David Elginbrod
- Author: George MacDonald
- Language: English
- Publisher: Hurst and Blackett
- Publication date: 1863
- Publication place: United Kingdom

= David Elginbrod =

1863 novel by George MacDonald

David Elginbrod is an 1863 novel by George MacDonald. It is MacDonald's first realistic novel.

==Plot introduction==
A novel of Scottish country life, in the dialect of Aberdeen.

A story of humble life, centering in two saintly personalities, a dignified and pious Scottish peasant, and his daughter. A vein of mysticism runs through the story, and mesmerism and electro-biology are introduced.

==Literary significance and criticism==
1. A novel which is the work of a man of genius. It will attract the highest class of readers. —Times.
2. There are many beautiful passages and descriptions in this book.
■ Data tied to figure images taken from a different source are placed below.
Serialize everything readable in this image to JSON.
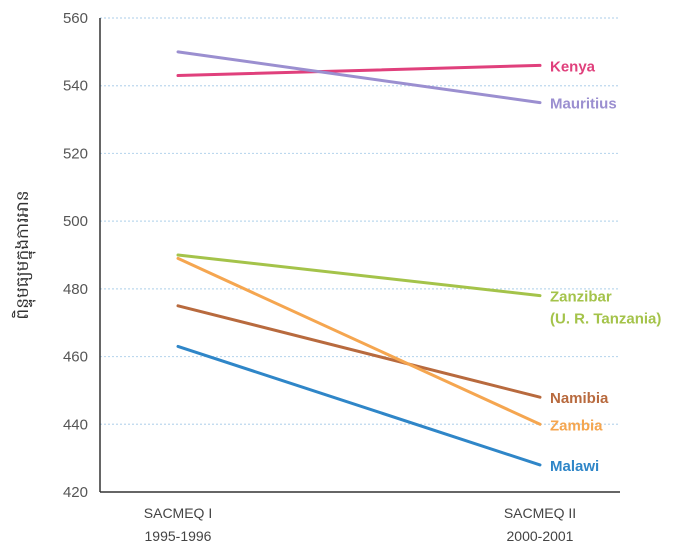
{
  "chart_data": {
    "type": "line",
    "title": "",
    "ylabel": "ពិន្ទុមធ្យមក្នុងការអាន",
    "xlabel": "",
    "x_categories": [
      {
        "line1": "SACMEQ I",
        "line2": "1995-1996"
      },
      {
        "line1": "SACMEQ II",
        "line2": "2000-2001"
      }
    ],
    "ylim": [
      420,
      560
    ],
    "y_ticks": [
      420,
      440,
      460,
      480,
      500,
      520,
      540,
      560
    ],
    "grid": true,
    "legend": "direct-labels-right",
    "series": [
      {
        "name": "Kenya",
        "values": [
          543,
          546
        ],
        "color": "#e0407c"
      },
      {
        "name": "Mauritius",
        "values": [
          550,
          535
        ],
        "color": "#9b8fd0"
      },
      {
        "name": "Zanzibar (U. R. Tanzania)",
        "label_lines": [
          "Zanzibar",
          "(U. R. Tanzania)"
        ],
        "values": [
          490,
          478
        ],
        "color": "#a4c34a"
      },
      {
        "name": "Namibia",
        "values": [
          475,
          448
        ],
        "color": "#b86a3e"
      },
      {
        "name": "Zambia",
        "values": [
          489,
          440
        ],
        "color": "#f5a650"
      },
      {
        "name": "Malawi",
        "values": [
          463,
          428
        ],
        "color": "#2f86c8"
      }
    ]
  }
}
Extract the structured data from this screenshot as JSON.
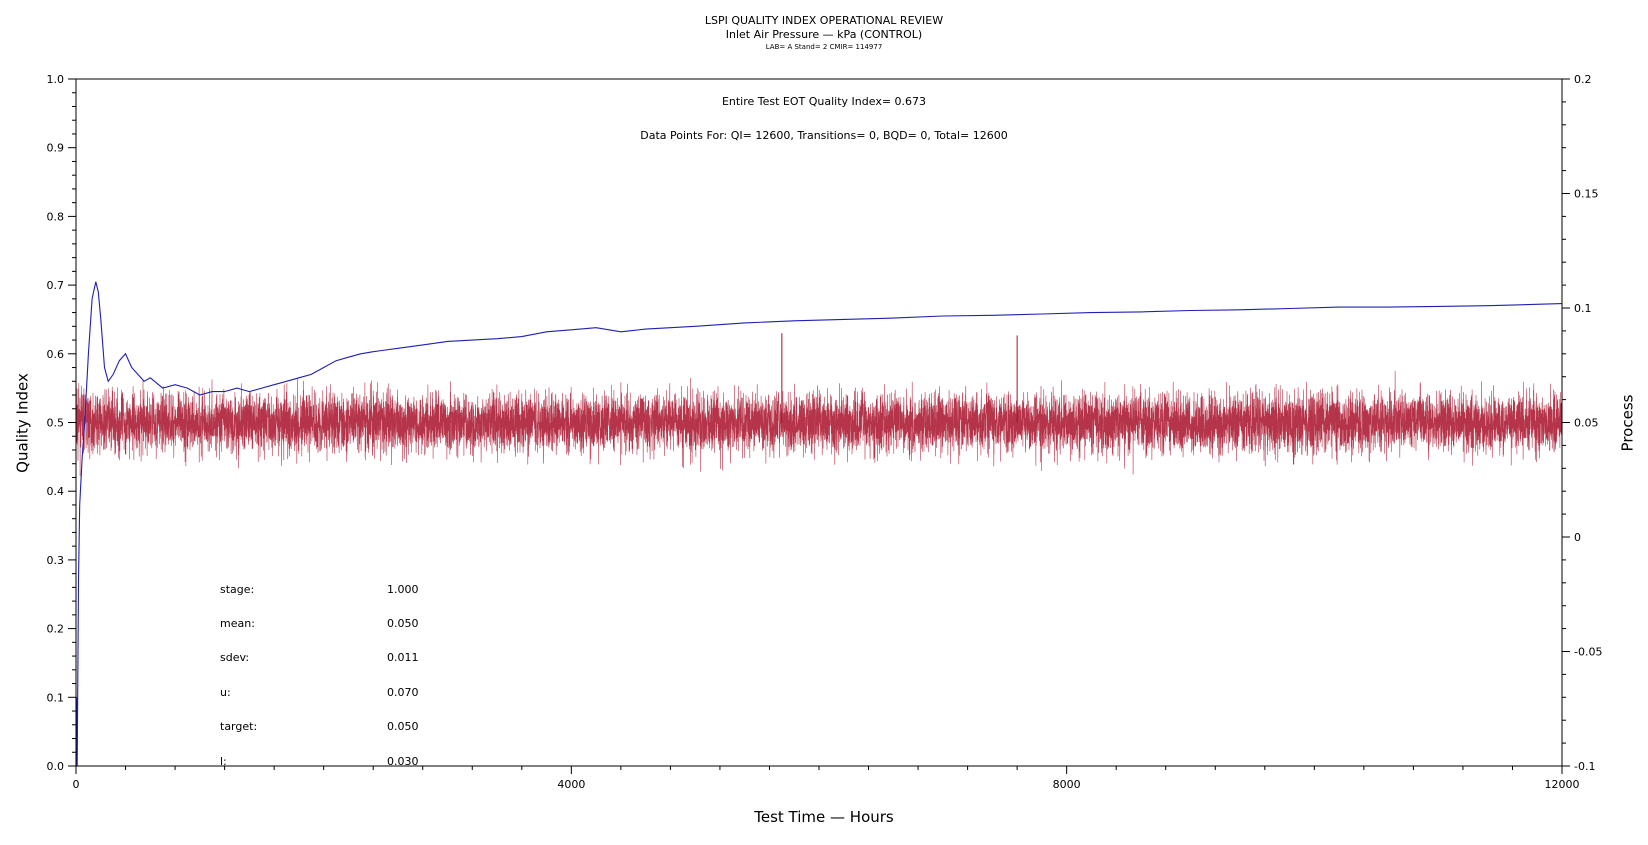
{
  "header": {
    "title": "LSPI QUALITY INDEX OPERATIONAL REVIEW",
    "subtitle": "Inlet Air Pressure — kPa (CONTROL)",
    "meta": "LAB= A Stand= 2 CMIR= 114977"
  },
  "summary": {
    "qi_line": "Entire Test EOT Quality Index=   0.673",
    "points_line": "Data Points For: QI= 12600, Transitions=     0, BQD=     0, Total= 12600"
  },
  "stats": [
    {
      "label": "stage:",
      "value": "1.000"
    },
    {
      "label": "mean:",
      "value": "0.050"
    },
    {
      "label": "sdev:",
      "value": "0.011"
    },
    {
      "label": "u:",
      "value": "0.070"
    },
    {
      "label": "target:",
      "value": "0.050"
    },
    {
      "label": "l:",
      "value": "0.030"
    }
  ],
  "chart_data": {
    "type": "line",
    "xlabel": "Test Time — Hours",
    "ylabel": "Quality Index",
    "y2label": "Process",
    "xlim": [
      0,
      12000
    ],
    "ylim": [
      0,
      1.0
    ],
    "y2lim": [
      -0.1,
      0.2
    ],
    "x_ticks": [
      0,
      4000,
      8000,
      12000
    ],
    "y_ticks": [
      "0.0",
      "0.1",
      "0.2",
      "0.3",
      "0.4",
      "0.5",
      "0.6",
      "0.7",
      "0.8",
      "0.9",
      "1.0"
    ],
    "y2_ticks": [
      "-0.1",
      "-0.05",
      "0",
      "0.05",
      "0.1",
      "0.15",
      "0.2"
    ],
    "grid": false,
    "series": [
      {
        "axis": "left",
        "color": "#1f1fb4",
        "x": [
          0,
          5,
          10,
          20,
          30,
          50,
          70,
          100,
          130,
          160,
          180,
          200,
          230,
          260,
          300,
          350,
          400,
          450,
          500,
          550,
          600,
          700,
          800,
          900,
          1000,
          1100,
          1200,
          1300,
          1400,
          1500,
          1600,
          1700,
          1800,
          1900,
          2000,
          2100,
          2200,
          2300,
          2400,
          2600,
          2800,
          3000,
          3200,
          3400,
          3600,
          3800,
          4000,
          4200,
          4400,
          4600,
          4800,
          5000,
          5400,
          5800,
          6200,
          6600,
          7000,
          7400,
          7800,
          8200,
          8600,
          9000,
          9400,
          9800,
          10200,
          10600,
          11000,
          11400,
          12000
        ],
        "y": [
          0.0,
          0.1,
          0.0,
          0.27,
          0.38,
          0.45,
          0.5,
          0.6,
          0.68,
          0.705,
          0.69,
          0.65,
          0.58,
          0.56,
          0.57,
          0.59,
          0.6,
          0.58,
          0.57,
          0.56,
          0.565,
          0.55,
          0.555,
          0.55,
          0.54,
          0.545,
          0.545,
          0.55,
          0.545,
          0.55,
          0.555,
          0.56,
          0.565,
          0.57,
          0.58,
          0.59,
          0.595,
          0.6,
          0.603,
          0.608,
          0.613,
          0.618,
          0.62,
          0.622,
          0.625,
          0.632,
          0.635,
          0.638,
          0.632,
          0.636,
          0.638,
          0.64,
          0.645,
          0.648,
          0.65,
          0.652,
          0.655,
          0.656,
          0.658,
          0.66,
          0.661,
          0.663,
          0.664,
          0.666,
          0.668,
          0.668,
          0.669,
          0.67,
          0.673
        ]
      },
      {
        "axis": "right",
        "color": "#a8102a",
        "count": 12600,
        "center": 0.05,
        "sdev": 0.011,
        "spikes": [
          {
            "x": 5700,
            "y": 0.089
          },
          {
            "x": 7600,
            "y": 0.088
          }
        ]
      }
    ]
  }
}
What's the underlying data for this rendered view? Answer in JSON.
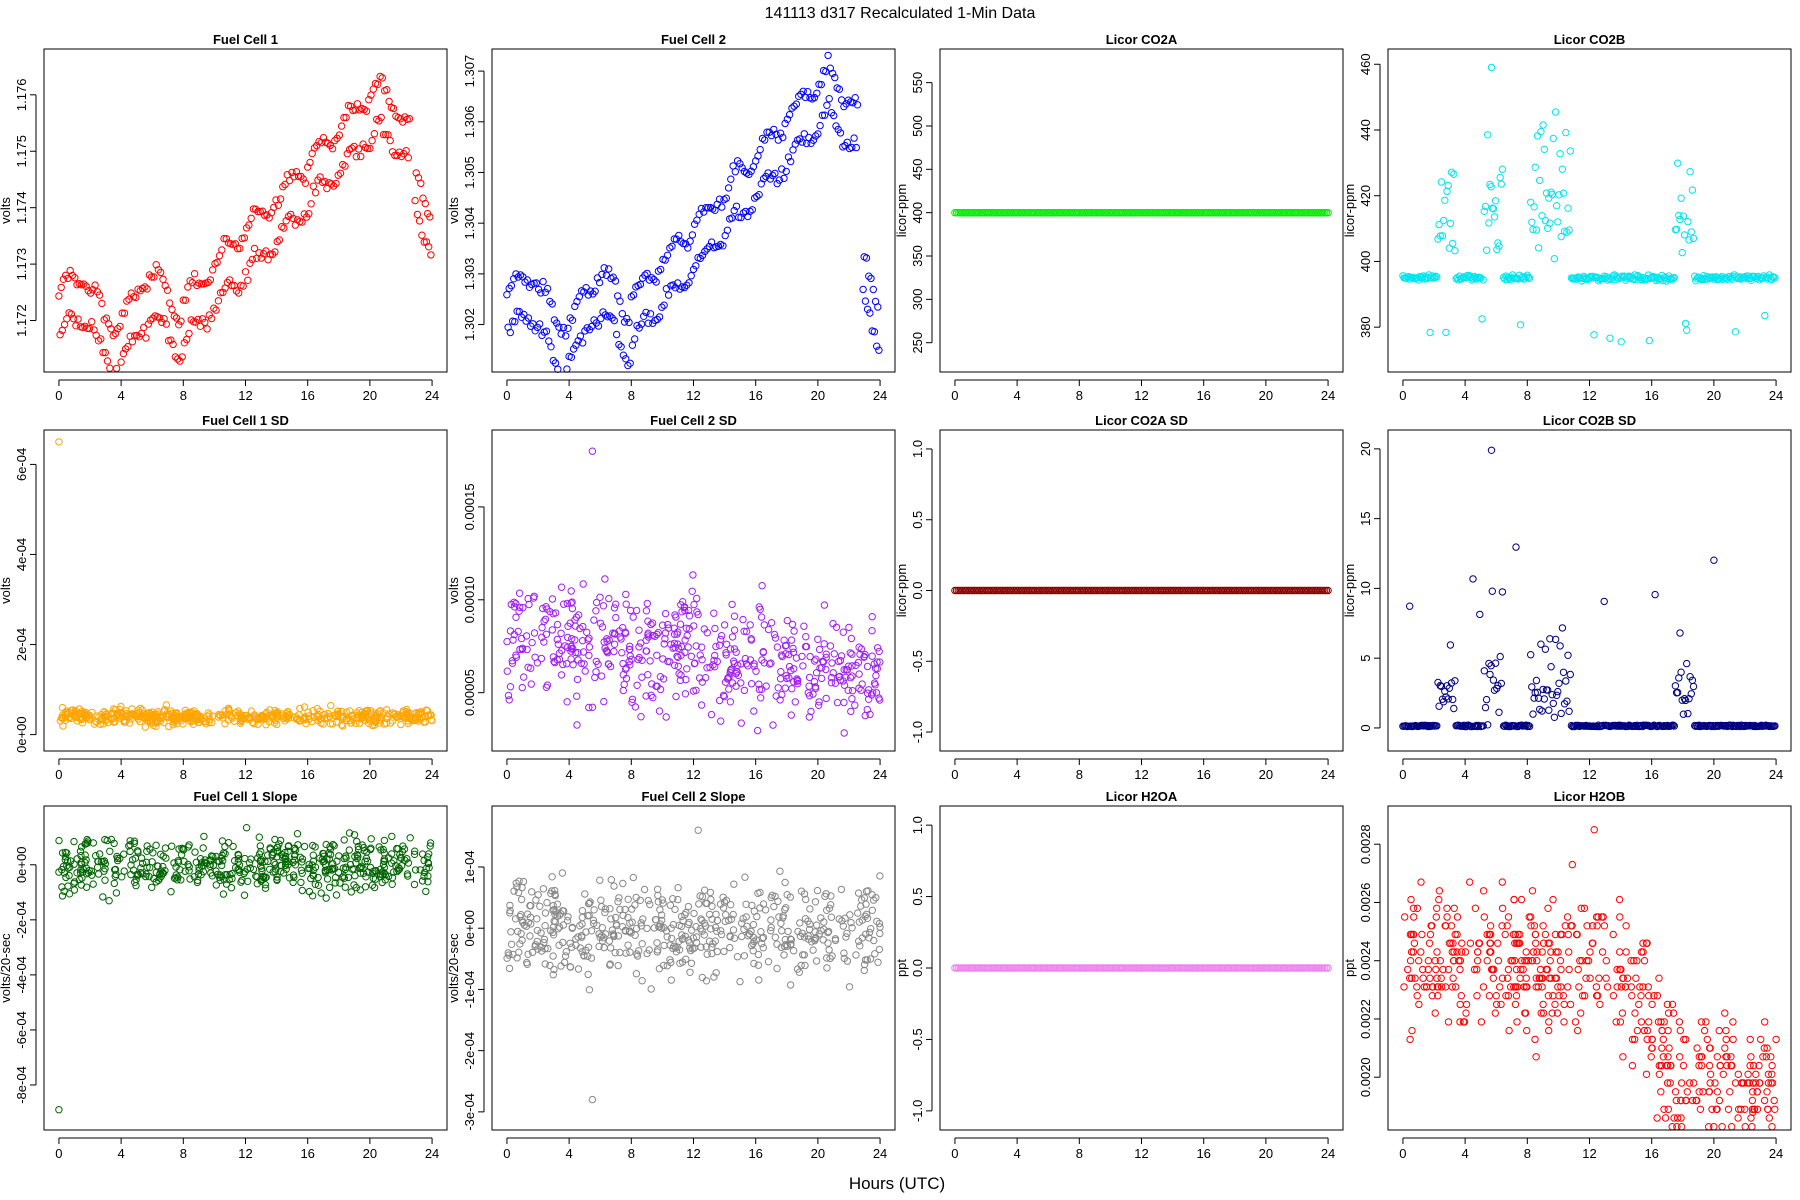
{
  "figure": {
    "title": "141113   d317   Recalculated 1-Min Data",
    "xlabel": "Hours (UTC)"
  },
  "chart_data": [
    {
      "type": "scatter",
      "title": "Fuel Cell 1",
      "ylabel": "volts",
      "xlim": [
        0,
        24
      ],
      "ylim": [
        1.1713,
        1.1766
      ],
      "xticks": [
        0,
        4,
        8,
        12,
        16,
        20,
        24
      ],
      "yticks": [
        1.172,
        1.173,
        1.174,
        1.175,
        1.176
      ],
      "ytick_labels": [
        "1.172",
        "1.173",
        "1.174",
        "1.175",
        "1.176"
      ],
      "color": "#ff0000",
      "pattern": "drift_dual",
      "series_summary": {
        "start": 1.172,
        "end_before_gap": 1.1755,
        "peak_hour": 20.8,
        "peak": 1.1762,
        "after_gap_end": 1.1737
      }
    },
    {
      "type": "scatter",
      "title": "Fuel Cell 2",
      "ylabel": "volts",
      "xlim": [
        0,
        24
      ],
      "ylim": [
        1.3013,
        1.3072
      ],
      "xticks": [
        0,
        4,
        8,
        12,
        16,
        20,
        24
      ],
      "yticks": [
        1.302,
        1.303,
        1.304,
        1.305,
        1.306,
        1.307
      ],
      "ytick_labels": [
        "1.302",
        "1.303",
        "1.304",
        "1.305",
        "1.306",
        "1.307"
      ],
      "color": "#0000ff",
      "pattern": "drift_dual",
      "series_summary": {
        "start": 1.3021,
        "end_before_gap": 1.3062,
        "peak_hour": 20.8,
        "peak": 1.307,
        "after_gap_end": 1.3022
      }
    },
    {
      "type": "scatter",
      "title": "Licor CO2A",
      "ylabel": "licor-ppm",
      "xlim": [
        0,
        24
      ],
      "ylim": [
        230,
        575
      ],
      "xticks": [
        0,
        4,
        8,
        12,
        16,
        20,
        24
      ],
      "yticks": [
        250,
        300,
        350,
        400,
        450,
        500,
        550
      ],
      "ytick_labels": [
        "250",
        "300",
        "350",
        "400",
        "450",
        "500",
        "550"
      ],
      "color": "#00ee00",
      "pattern": "constant",
      "series_summary": {
        "value": 400
      }
    },
    {
      "type": "scatter",
      "title": "Licor CO2B",
      "ylabel": "licor-ppm",
      "xlim": [
        0,
        24
      ],
      "ylim": [
        370,
        461
      ],
      "xticks": [
        0,
        4,
        8,
        12,
        16,
        20,
        24
      ],
      "yticks": [
        380,
        400,
        420,
        440,
        460
      ],
      "ytick_labels": [
        "380",
        "400",
        "420",
        "440",
        "460"
      ],
      "color": "#00e5ee",
      "pattern": "baseline_bursts",
      "series_summary": {
        "baseline": 395,
        "burst_windows": [
          [
            2.2,
            3.4
          ],
          [
            5.2,
            6.4
          ],
          [
            8.2,
            10.8
          ],
          [
            17.5,
            18.7
          ]
        ],
        "max": 459,
        "min": 374
      }
    },
    {
      "type": "scatter",
      "title": "Fuel Cell 1 SD",
      "ylabel": "volts",
      "xlim": [
        0,
        24
      ],
      "ylim": [
        -1e-05,
        0.00065
      ],
      "xticks": [
        0,
        4,
        8,
        12,
        16,
        20,
        24
      ],
      "yticks": [
        0,
        0.0002,
        0.0004,
        0.0006
      ],
      "ytick_labels": [
        "0e+00",
        "2e-04",
        "4e-04",
        "6e-04"
      ],
      "color": "#ffa500",
      "pattern": "noise_decay",
      "series_summary": {
        "mean": 4e-05,
        "outlier": [
          0,
          0.00065
        ]
      }
    },
    {
      "type": "scatter",
      "title": "Fuel Cell 2 SD",
      "ylabel": "volts",
      "xlim": [
        0,
        24
      ],
      "ylim": [
        2.5e-05,
        0.000185
      ],
      "xticks": [
        0,
        4,
        8,
        12,
        16,
        20,
        24
      ],
      "yticks": [
        5e-05,
        0.0001,
        0.00015
      ],
      "ytick_labels": [
        "0.00005",
        "0.00010",
        "0.00015"
      ],
      "color": "#a020f0",
      "pattern": "noise_decay",
      "series_summary": {
        "start_mean": 8e-05,
        "end_mean": 6e-05,
        "max": 0.00018
      }
    },
    {
      "type": "scatter",
      "title": "Licor CO2A SD",
      "ylabel": "licor-ppm",
      "xlim": [
        0,
        24
      ],
      "ylim": [
        -1.05,
        1.05
      ],
      "xticks": [
        0,
        4,
        8,
        12,
        16,
        20,
        24
      ],
      "yticks": [
        -1,
        -0.5,
        0,
        0.5,
        1
      ],
      "ytick_labels": [
        "-1.0",
        "-0.5",
        "0.0",
        "0.5",
        "1.0"
      ],
      "color": "#8b0000",
      "pattern": "constant",
      "series_summary": {
        "value": 0
      }
    },
    {
      "type": "scatter",
      "title": "Licor CO2B SD",
      "ylabel": "licor-ppm",
      "xlim": [
        0,
        24
      ],
      "ylim": [
        -0.8,
        20.5
      ],
      "xticks": [
        0,
        4,
        8,
        12,
        16,
        20,
        24
      ],
      "yticks": [
        0,
        5,
        10,
        15,
        20
      ],
      "ytick_labels": [
        "0",
        "5",
        "10",
        "15",
        "20"
      ],
      "color": "#000080",
      "pattern": "sd_bursts",
      "series_summary": {
        "baseline": 0.1,
        "burst_windows": [
          [
            2.2,
            3.4
          ],
          [
            5.2,
            6.4
          ],
          [
            8.2,
            10.8
          ],
          [
            17.5,
            18.7
          ]
        ],
        "max": 19.9
      }
    },
    {
      "type": "scatter",
      "title": "Fuel Cell 1 Slope",
      "ylabel": "volts/20-sec",
      "xlim": [
        0,
        24
      ],
      "ylim": [
        -0.00092,
        0.00017
      ],
      "xticks": [
        0,
        4,
        8,
        12,
        16,
        20,
        24
      ],
      "yticks": [
        -0.0008,
        -0.0006,
        -0.0004,
        -0.0002,
        0
      ],
      "ytick_labels": [
        "-8e-04",
        "-6e-04",
        "-4e-04",
        "-2e-04",
        "0e+00"
      ],
      "color": "#006400",
      "pattern": "slope_noise",
      "series_summary": {
        "center": 0,
        "spread": 5e-05,
        "outlier": [
          0,
          -0.00089
        ]
      }
    },
    {
      "type": "scatter",
      "title": "Fuel Cell 2 Slope",
      "ylabel": "volts/20-sec",
      "xlim": [
        0,
        24
      ],
      "ylim": [
        -0.00031,
        0.00018
      ],
      "xticks": [
        0,
        4,
        8,
        12,
        16,
        20,
        24
      ],
      "yticks": [
        -0.0003,
        -0.0002,
        -0.0001,
        0,
        0.0001
      ],
      "ytick_labels": [
        "-3e-04",
        "-2e-04",
        "-1e-04",
        "0e+00",
        "1e-04"
      ],
      "color": "#888888",
      "pattern": "slope_noise",
      "series_summary": {
        "center": 0,
        "spread": 4e-05,
        "min": -0.00028,
        "max": 0.00016
      }
    },
    {
      "type": "scatter",
      "title": "Licor H2OA",
      "ylabel": "ppt",
      "xlim": [
        0,
        24
      ],
      "ylim": [
        -1.05,
        1.05
      ],
      "xticks": [
        0,
        4,
        8,
        12,
        16,
        20,
        24
      ],
      "yticks": [
        -1,
        -0.5,
        0,
        0.5,
        1
      ],
      "ytick_labels": [
        "-1.0",
        "-0.5",
        "0.0",
        "0.5",
        "1.0"
      ],
      "color": "#ee82ee",
      "pattern": "constant",
      "series_summary": {
        "value": 0
      }
    },
    {
      "type": "scatter",
      "title": "Licor H2OB",
      "ylabel": "ppt",
      "xlim": [
        0,
        24
      ],
      "ylim": [
        0.00186,
        0.00289
      ],
      "xticks": [
        0,
        4,
        8,
        12,
        16,
        20,
        24
      ],
      "yticks": [
        0.002,
        0.0022,
        0.0024,
        0.0026,
        0.0028
      ],
      "ytick_labels": [
        "0.0020",
        "0.0022",
        "0.0024",
        "0.0026",
        "0.0028"
      ],
      "color": "#ff0000",
      "pattern": "quantized_decline",
      "series_summary": {
        "level_0_14h": 0.0024,
        "level_18_24h": 0.00197,
        "max": 0.00285,
        "min": 0.00188
      }
    }
  ]
}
The characters are extremely well drawn. ——Athenæum.
3. A clever novel. The incidents are exciting, and the interest is maintained to the close. It may be doubted if Sir Walter Scott himself ever painted a Scotch fireside with more truth. —Morning Post.
4. David Elginbrod is the finest character we have met in fiction for many a day. The descriptions of natural scenery are vivid, truthful, and artistic; the general reflections are those of a refined, thoughtful, and poetical philosopher, and the whole moral atmosphere of the book la lofty, pure, and invigorating. —Globe.